講完學後,陳皇后、李貴妃照例令宮女端來食盒,讓張敬修與朱翊鈞一同進食,這也是朱翊鈞要求的,而馮保卻無這個資格。
吃過飯後,張敬修告辭之時,馮保走到他的跟前,低聲說道:“那自鳴鍾,咱家也極為喜愛,張修撰可否讓手下的工匠為咱家也製作一座?”
張敬修笑道:“雙林先生既是喜歡,我回去便讓工匠們製作,做好之後,直接送入雙林先生府上。”自從和馮保熟悉之後,張敬修也不稱呼馮保為‘公公’,而是稱呼他的雅號。
馮保道:“那就多謝張修撰了,不過咱家想親自設計自鳴鍾樣式,製作材料也由咱家自備,至於製作費用,便千兩白銀如何?”
張敬修看了一眼馮保,見馮保一臉雲淡風輕的樣子,這是不把錢當回事啊,這宮中大璫果然是富得流油,賺這種人的銀子那也是賺得心安理得,但他面上卻道:“雙林先生自己出了材料,我讓工匠免費為雙林先生製作便是,哪還能收您的銀子啊。”
馮保笑嘻嘻道:“張修撰客氣了,張修撰為翰林,俸祿微薄,令尊雖是閣老,卻是個大大的清官,咱家哪能打您的秋風。咱家雖是自備材料,但這自鳴鍾乃是巧奪天工之物,製作想來不易,這製作費用哪能不給,再說,‘物以稀為貴’,更和況,咱家要設計的樣式比較複雜,而眼下唯有張修撰手下的工匠能製作這自鳴鍾,這製作費用自然不能太低,能以千兩白銀, 製得我心中所愛,那可是咱家之幸啊。”
別看馮保是個太監,其才學和鑒賞水平可是極高的,便是許多大才子也不及他,此時他對那自鳴鍾見獵心喜,忍不住就想自行設計一番,附庸風雅。
見馮保這麽說,張敬修也不再客氣,這自鳴鍾研製不易,現在製作效率也是不高,尤其是樣式精致的,做起來更是費時費力,收千兩白銀製作費也不算過分。
當下說道:“雙林先生既這般說了,那我也卻之不恭了,雙林先生設計好樣式後,可將材料送於我府中,屆時工匠們自能作出讓雙林先生滿意的自鳴鍾。”
“好!”馮保點頭道:“張修撰出身名門,才高八鬥,今又身居翰林,卻不以咱家為閹人而輕視咱家,非像一般讀書人那樣假作清高,你這樣的朋友,咱家交定了!待咱家設計好樣式之後,便將材料及製作費用一並交予張修撰。”
張敬修雖不歧視太監,但也不會因馮保這般說就與其深交,尤其這馮保可非一般的太監,其在宮中這個是非之地,一路走到內廷二號太監這個位置,心計也是深不可測的,於是隻拱手道:“雙林先生好說,待鍾做好之後,我會親自送予雙林先生府中。”

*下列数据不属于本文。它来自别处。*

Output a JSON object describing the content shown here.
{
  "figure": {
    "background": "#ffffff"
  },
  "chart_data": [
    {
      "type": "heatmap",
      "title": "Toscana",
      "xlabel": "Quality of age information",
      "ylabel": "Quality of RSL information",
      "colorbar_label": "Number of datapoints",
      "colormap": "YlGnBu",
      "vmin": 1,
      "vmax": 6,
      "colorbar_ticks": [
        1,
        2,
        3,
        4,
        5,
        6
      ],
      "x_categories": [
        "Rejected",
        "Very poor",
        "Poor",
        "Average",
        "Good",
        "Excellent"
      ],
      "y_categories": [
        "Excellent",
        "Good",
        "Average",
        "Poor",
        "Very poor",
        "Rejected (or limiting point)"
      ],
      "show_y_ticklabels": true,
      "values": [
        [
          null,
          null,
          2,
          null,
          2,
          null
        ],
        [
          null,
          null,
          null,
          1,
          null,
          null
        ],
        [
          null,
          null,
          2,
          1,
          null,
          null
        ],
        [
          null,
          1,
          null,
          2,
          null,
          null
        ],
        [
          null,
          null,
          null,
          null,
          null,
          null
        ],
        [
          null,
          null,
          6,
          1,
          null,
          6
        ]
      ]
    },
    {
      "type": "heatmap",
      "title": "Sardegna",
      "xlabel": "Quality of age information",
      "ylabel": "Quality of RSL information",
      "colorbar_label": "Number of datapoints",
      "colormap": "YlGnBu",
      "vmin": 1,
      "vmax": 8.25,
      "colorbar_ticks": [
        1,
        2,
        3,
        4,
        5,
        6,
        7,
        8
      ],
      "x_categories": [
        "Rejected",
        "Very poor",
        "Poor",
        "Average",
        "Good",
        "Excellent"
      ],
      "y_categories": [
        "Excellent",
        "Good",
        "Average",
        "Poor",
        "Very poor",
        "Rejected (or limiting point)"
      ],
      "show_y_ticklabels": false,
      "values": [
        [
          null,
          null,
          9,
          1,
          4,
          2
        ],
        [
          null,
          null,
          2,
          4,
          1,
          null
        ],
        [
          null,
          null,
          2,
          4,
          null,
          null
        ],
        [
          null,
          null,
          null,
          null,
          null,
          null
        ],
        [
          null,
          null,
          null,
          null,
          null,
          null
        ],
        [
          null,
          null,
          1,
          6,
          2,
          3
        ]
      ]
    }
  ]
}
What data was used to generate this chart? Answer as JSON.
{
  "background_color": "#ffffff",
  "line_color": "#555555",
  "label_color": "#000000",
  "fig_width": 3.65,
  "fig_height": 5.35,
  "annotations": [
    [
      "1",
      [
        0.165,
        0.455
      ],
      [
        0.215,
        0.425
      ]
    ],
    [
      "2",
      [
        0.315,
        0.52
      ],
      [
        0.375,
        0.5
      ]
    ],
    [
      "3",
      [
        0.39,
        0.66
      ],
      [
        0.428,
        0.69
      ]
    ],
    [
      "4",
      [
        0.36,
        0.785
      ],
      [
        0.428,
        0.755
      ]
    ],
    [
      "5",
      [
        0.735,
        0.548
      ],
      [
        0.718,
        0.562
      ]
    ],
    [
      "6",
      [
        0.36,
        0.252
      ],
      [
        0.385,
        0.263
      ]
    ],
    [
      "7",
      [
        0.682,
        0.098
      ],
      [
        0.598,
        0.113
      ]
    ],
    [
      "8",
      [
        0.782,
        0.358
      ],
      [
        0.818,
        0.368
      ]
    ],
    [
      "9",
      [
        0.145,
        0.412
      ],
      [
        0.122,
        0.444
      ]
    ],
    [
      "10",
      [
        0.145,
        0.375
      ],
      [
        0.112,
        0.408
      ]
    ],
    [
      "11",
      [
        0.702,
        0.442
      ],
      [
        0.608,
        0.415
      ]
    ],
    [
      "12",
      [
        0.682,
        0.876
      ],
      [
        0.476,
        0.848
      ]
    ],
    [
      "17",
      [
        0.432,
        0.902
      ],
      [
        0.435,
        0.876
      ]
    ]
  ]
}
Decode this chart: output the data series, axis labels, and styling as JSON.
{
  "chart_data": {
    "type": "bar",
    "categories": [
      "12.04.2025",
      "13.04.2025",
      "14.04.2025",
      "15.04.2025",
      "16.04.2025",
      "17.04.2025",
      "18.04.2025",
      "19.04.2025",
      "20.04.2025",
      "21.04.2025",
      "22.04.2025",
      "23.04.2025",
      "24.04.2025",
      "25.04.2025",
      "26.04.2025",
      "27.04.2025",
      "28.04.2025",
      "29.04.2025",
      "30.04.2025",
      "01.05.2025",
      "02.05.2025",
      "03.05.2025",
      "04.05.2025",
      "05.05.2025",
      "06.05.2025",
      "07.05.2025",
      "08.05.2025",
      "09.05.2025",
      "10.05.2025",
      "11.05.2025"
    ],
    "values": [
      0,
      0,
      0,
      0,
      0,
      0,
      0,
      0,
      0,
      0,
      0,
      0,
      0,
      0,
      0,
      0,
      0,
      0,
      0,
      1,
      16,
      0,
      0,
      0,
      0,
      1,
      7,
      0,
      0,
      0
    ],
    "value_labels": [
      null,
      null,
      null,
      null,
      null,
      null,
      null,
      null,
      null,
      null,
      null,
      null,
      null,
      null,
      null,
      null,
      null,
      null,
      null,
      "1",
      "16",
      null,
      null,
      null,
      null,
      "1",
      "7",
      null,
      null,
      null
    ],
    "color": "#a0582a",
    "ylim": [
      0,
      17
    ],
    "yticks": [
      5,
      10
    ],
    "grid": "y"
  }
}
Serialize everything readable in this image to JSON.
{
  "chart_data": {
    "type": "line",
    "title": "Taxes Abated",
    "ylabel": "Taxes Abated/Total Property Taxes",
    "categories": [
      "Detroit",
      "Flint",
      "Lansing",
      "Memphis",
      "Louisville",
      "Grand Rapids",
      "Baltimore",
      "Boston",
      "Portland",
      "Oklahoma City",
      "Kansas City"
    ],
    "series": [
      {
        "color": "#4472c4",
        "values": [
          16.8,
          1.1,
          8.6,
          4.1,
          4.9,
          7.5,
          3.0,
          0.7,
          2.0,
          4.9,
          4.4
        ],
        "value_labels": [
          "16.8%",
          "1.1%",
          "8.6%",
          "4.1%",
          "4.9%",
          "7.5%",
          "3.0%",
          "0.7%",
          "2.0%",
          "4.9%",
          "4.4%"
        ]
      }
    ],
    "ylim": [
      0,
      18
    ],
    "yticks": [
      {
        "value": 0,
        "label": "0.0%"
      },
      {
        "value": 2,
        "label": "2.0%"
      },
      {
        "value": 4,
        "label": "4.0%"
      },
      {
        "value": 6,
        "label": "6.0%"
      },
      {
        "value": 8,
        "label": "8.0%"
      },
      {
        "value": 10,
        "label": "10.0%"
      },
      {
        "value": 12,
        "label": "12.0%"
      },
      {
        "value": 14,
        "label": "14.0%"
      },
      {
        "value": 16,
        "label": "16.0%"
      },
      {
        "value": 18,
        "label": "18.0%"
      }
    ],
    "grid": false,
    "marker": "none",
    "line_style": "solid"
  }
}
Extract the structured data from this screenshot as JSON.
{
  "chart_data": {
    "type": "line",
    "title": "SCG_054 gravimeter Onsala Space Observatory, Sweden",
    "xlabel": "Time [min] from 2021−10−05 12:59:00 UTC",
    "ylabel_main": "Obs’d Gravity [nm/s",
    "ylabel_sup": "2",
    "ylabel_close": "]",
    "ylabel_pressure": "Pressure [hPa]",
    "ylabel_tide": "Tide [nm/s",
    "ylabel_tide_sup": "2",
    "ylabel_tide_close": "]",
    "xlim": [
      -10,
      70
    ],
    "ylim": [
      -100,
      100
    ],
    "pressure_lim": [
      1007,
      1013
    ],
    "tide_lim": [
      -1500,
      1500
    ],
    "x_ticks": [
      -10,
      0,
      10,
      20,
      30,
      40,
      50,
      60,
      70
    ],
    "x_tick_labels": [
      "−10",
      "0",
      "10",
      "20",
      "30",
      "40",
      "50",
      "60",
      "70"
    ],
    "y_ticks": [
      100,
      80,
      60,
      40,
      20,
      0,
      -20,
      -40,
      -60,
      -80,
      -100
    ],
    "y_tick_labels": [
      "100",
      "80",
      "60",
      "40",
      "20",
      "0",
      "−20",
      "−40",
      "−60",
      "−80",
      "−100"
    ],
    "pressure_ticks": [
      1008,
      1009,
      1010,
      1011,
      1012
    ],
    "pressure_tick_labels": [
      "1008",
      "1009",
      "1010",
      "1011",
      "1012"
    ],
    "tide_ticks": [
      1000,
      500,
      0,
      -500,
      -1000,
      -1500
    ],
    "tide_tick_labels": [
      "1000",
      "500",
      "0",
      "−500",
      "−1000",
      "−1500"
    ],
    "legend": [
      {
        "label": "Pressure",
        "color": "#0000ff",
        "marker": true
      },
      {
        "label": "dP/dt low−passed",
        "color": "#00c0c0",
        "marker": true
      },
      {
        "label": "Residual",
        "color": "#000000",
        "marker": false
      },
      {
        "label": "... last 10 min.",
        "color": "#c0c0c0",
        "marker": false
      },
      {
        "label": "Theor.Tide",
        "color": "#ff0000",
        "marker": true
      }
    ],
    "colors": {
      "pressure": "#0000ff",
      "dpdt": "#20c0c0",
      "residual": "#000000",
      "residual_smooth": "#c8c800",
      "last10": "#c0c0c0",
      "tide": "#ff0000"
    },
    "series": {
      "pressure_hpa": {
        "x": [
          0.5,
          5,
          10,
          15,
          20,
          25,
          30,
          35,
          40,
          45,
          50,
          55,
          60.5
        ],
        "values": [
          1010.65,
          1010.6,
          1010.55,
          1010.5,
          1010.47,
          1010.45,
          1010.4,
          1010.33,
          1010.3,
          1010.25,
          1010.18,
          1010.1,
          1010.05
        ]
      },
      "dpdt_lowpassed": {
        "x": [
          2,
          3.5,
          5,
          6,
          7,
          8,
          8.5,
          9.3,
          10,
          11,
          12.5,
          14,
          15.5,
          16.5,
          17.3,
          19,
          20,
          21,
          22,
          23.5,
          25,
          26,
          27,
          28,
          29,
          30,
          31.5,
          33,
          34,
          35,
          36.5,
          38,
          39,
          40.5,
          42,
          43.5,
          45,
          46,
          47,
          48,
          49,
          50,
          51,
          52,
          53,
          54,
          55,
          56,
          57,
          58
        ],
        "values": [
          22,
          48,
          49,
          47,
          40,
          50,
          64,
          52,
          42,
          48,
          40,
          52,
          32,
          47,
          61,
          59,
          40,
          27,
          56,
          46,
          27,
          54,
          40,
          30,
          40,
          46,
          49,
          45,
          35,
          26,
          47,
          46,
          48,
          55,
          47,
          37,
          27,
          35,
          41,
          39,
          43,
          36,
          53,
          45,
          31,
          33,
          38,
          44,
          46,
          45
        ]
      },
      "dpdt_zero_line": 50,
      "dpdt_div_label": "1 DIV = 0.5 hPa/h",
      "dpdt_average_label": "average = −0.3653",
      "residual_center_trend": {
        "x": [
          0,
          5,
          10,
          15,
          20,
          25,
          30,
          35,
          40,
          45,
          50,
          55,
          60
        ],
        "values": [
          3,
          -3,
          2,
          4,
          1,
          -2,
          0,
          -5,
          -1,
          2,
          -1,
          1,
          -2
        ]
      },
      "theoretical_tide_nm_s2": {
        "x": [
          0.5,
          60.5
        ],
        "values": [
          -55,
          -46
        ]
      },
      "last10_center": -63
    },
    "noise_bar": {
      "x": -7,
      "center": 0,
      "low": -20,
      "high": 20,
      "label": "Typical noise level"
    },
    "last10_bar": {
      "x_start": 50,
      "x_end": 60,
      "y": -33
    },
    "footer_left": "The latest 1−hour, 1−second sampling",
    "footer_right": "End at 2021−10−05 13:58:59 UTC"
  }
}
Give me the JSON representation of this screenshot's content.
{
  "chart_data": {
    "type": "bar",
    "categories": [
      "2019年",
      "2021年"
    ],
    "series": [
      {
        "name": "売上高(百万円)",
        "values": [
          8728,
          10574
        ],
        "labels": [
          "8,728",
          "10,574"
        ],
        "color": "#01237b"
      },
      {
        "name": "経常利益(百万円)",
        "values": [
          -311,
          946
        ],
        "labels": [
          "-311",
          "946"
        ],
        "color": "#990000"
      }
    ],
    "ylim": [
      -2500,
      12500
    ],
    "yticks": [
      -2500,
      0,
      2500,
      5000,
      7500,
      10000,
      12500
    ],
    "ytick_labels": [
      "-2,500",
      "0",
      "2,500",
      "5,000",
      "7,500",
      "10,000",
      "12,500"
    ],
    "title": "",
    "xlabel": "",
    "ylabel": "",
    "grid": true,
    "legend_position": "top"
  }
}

誰知馮保卻搖頭道:“鍾做好之後,咱家派人自行去取便是,就不勞張修撰大駕了。”
張敬修一愣,難道馮保也知‘送鍾’不是好兆頭?
而馮保心中卻思:這張修撰是個人物,而且其父還是內閣輔臣,就算要與其交往,也不可太名目張膽了,否則反而會對其仕途不利。